You know and love Craig Finn through his role as frontman for The Hold Steady. Now, he’ll be taking on a new role: solo artist! Yes, for those of you concerned about the state of The Hold Steady, fear not, for this is just a side project that won’t affect the band – at least not directly. The entire reason Finn has chosen to go it alone was less because the rest of the band wasn’t ready and more because he wanted to explore other sounds. The Hold Steady’s music is often celebratory, bar room rock with a Springsteen-like appeal. You go to a Hold Steady show with the notion that you’ll have a wildly fun time, fist in the air and a beer in your other hand. With his debut solo effort Clear Heart, Full Eyes, Finn chooses to step back from the energy and heavy guitars, focusing instead on introspective alt-country ballads and mid-tempo rock. It’s a different side to a relatively one-sided guy, though we’re left questioning exactly how necessary of an exercise it ultimately is.
One thing that’s not in doubt are Finn’s chops as a lyricist. His topics du jour in the past have been religion, failed relationships and good times with friends. On Clear Heart, Full Eyes he maintains that same trend, though with the slower and quieter songs the fun bits sort of take a back seat. He’s not without his sense of humor on some occasions however, as evidenced on “New Friend Jesus”, riffing on stigmata with the lines, “People say we suck at sports, but they don’t understand/it’s hard to catch with holes right through your hands.” One of the main changes the lyrics on Finn’s solo effort bring are a real sense of aging and the often depressing aspects that come along with it. Where his Hold Steady characters were mostly dealing with youthful follies and general messing around, the new characters are middle aged and living in a world of regret. On “No Future”, there’s a resigned and given up mentality that ultimately results in the line, “I’m alive, except for the inside”. And the end of the record brings a laser beam-like focus to breakups and winding up single for the rest of your life. When everyone else gets married, has kids and a family, Finn’s character is alone living in a “Rented Room”. He reminisces about a woman he used to love on “Balcony”, expressing frustration in lines like, “Saw you and him out on the balcony/it was the same thing you did with me”. The record closes with “Not Much Left of Us”, about the mutually assured destruction of two people that weren’t right for one another. “The part of us that still remains is rotten and bruised/like the soft spot on a piece of fruit”, he sings somberly and with a sincerity that makes you believe he’s actually lived it, even if he hasn’t.

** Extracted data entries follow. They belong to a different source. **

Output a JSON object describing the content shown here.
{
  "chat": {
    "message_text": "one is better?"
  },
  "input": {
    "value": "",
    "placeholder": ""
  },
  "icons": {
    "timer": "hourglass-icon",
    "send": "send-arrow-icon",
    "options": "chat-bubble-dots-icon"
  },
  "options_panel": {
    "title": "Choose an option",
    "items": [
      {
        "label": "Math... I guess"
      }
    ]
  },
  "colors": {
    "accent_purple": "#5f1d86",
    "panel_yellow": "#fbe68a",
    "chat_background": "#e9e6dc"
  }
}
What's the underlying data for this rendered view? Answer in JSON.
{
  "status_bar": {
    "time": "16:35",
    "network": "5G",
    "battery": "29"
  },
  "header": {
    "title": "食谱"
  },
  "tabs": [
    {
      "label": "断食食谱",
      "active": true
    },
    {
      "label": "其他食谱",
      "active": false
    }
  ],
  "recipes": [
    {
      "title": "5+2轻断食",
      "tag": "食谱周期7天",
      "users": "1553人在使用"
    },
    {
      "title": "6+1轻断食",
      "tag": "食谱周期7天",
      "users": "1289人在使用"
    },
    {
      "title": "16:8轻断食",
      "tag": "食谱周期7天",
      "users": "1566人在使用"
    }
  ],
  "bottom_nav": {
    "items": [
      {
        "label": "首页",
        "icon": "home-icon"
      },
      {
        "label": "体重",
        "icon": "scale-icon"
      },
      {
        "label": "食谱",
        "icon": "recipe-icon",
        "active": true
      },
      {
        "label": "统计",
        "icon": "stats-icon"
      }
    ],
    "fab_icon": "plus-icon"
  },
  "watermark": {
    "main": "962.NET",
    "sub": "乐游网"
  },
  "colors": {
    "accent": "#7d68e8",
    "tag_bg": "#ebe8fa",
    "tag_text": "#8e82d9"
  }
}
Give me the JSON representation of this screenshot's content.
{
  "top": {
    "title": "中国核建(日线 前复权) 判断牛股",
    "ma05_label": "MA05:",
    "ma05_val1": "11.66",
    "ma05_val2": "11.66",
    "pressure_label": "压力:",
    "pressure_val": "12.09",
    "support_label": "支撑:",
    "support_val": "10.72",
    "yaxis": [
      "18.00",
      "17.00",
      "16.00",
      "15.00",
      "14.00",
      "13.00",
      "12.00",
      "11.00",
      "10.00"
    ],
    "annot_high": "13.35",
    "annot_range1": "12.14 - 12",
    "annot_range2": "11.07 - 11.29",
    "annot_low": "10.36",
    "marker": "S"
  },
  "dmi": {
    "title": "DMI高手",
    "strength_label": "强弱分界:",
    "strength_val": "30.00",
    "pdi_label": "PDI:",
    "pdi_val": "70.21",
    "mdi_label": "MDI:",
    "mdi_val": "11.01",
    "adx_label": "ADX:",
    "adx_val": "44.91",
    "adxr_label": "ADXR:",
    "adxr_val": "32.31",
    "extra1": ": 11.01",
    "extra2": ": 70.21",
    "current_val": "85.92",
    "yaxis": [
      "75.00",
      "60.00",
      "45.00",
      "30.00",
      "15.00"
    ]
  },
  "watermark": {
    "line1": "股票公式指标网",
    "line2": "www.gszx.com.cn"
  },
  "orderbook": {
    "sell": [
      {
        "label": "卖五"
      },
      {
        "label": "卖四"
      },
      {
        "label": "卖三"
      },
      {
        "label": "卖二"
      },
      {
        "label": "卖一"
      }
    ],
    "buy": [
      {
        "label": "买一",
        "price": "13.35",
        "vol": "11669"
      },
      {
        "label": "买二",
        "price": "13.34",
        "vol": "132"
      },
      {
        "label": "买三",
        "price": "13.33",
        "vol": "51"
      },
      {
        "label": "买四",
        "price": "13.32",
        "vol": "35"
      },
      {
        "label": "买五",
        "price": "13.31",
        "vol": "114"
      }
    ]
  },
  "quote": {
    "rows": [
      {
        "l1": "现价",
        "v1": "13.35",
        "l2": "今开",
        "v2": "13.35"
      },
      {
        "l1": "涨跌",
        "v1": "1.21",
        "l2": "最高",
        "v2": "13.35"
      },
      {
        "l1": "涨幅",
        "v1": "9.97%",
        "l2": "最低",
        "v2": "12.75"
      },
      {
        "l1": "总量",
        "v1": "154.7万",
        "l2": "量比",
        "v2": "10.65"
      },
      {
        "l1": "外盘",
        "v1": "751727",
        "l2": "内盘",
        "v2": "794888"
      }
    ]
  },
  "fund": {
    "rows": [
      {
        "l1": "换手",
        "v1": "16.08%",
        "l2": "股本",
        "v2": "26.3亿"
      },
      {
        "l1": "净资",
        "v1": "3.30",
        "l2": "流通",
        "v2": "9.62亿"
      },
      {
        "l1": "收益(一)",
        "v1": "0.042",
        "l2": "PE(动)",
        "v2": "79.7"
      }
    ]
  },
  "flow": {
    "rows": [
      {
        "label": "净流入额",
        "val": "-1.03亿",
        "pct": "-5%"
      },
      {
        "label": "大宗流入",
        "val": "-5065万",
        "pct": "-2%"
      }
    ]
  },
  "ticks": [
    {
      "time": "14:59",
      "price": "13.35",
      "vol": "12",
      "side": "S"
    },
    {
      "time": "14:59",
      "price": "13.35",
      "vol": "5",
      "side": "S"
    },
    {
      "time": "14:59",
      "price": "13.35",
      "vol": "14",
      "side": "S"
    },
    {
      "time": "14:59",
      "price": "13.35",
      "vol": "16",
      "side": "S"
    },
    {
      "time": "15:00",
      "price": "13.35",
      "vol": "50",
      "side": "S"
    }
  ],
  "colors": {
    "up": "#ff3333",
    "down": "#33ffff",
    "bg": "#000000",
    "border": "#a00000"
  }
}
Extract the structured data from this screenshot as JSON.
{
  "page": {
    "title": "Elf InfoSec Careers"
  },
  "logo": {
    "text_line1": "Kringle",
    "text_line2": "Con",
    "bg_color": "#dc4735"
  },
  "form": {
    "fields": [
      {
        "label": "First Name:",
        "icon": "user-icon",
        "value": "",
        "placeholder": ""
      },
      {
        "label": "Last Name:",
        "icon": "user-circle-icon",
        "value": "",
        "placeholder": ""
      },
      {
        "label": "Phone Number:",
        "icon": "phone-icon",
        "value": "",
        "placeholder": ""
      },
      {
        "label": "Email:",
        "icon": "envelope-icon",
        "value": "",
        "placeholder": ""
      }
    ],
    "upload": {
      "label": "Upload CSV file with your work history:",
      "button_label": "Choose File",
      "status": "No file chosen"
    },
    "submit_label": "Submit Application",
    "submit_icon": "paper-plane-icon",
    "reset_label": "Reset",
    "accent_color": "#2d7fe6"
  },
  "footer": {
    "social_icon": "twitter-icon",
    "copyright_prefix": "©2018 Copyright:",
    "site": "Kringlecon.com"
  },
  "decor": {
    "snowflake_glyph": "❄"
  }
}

As much of a bummer as the lyrics on Clear Heart, Full Eyes can be, the purposeful and off-the-cuff conversational manner in which they were written maximizes their power. They overwhelm everything else about the album, and that’s a very good thing because not much else really shines here. The lack of upbeat or even uptempo numbers makes the record a bit difficult to get through. It’s 45 minutes of darker, relatively depressing material, with only a wry smirk or a wink here and there. Songs like “New Friend Jesus” and “Honolulu Blues” function as would-be singles, picking up enough mojo or a halfway decent hook to make them some of the more memorable moments on an album that mostly drags along in a blur. Much of the musical backdrop for these songs was composed by friends of Finn in bands like Heartless Bastards, Centro-matic, White Denim and Phosphorescent, and you can sort of hear their varying styles across the songs. Alt-country (complete with slide guitars & violins) permeates songs like “Terrified Eyes”, “Balcony” and “Not Much Left of Us”, while a more rock and blues mentality gets taken on tracks like “Apollo Bay” and “No Future”. In spite of the variations in style, nothing is really that far removed from anything else, and Finn’s vocals and lyrics are the glue holding it all together anyways.
It’s a little difficult to tell exactly who the audience for Clear Heart, Full Eyes is supposed to be. Maybe it is middle-aged guys living a life they never intended. In some ways that’s every middle-aged person, as we’ve all had to make certain sacrifices or put our dreams to bed on occasion. The topics discussed here are not unrelatable in the least. But do we really want to dwell on them by listening to this music? Unlike The Hold Steady’s best, this isn’t the sort of record you can throw on at a whim. You need to be in a certain mindset to truly enjoy it or relate to it. Think back to some of the more somber ballads of The Hold Steady. Think of “Citrus” and “First Night” and “Lord, I’m Discouraged” as precursors to this record. If you love those songs and feel like an album’s worth of them if your cup of tea, perhaps Clear Heart, Full Eyes will be exactly what you’ve been looking for. It’s nice that Finn was able to take some time off from his main band and craft a record that truly highlights his songwriting ability and emotional maturity, but it also doesn’t necessarily feel like the concept is worth pursuing any further. He’s had his moment to play the adult, now it’s time to dust himself off, leave the pity party and return to the celebration. The kids are waiting by the bar with their glasses raised.